If $A$ is a matrix of rank $k$ and size $m$ by $n$, $A$ can be written as
$A=UV^{T}$
where $U$ is of size $m$ by $k$ and $V$ is of size $n$ by $k$. The columns of $U$ and $V$ need not necessarily be orthogonal.
If you have the SVD of $A$, then it's easy to compute this low rank factorization from the SVD. Given the SVD
$A=U\Sigma V^{T}$
where $\Sigma$ is a diagonal matrix with only the first $k$ entries of $\Sigma$ nonzero, we can write $A$ as
$A=U_{:,1:k} \Sigma_{1:k,1:k} V_{:,1:k}^{T}$.
The scaling factors on the diagonal of $\Sigma_{1:k,1:k}$ can be incorporated into $V$ so that $A$ and can be written as $A=UV^{T}$.
However, computing the singular value decomposition of a large matrix can be extremely expensive, and the resulting $U$ and $V$ matrices would typically be fully dense.

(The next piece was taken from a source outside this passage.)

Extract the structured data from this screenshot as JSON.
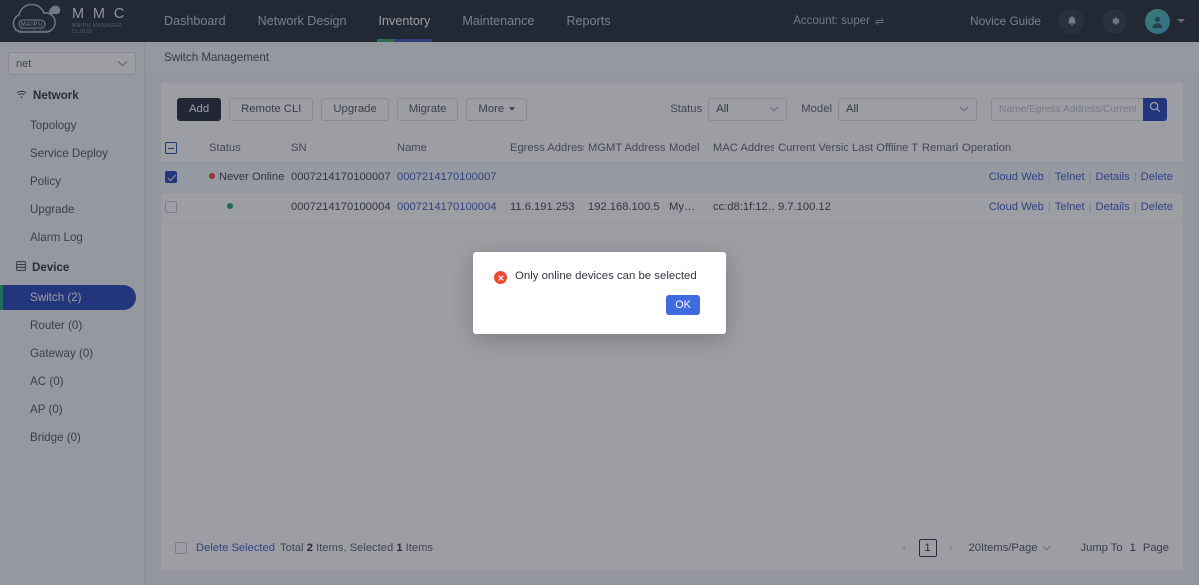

There are specialized algorithms for heuristically finding low rank approximations of matrices that are faster than computing a full SVD. Some of these methods find sparse $U$ and $V$ matrices and
also deal with the case where $A$ is only approximately of rank $k$ (e.g. due to noise in the entries.) There is a lot of current interest in low rank matrix factorization algorithms of various sorts.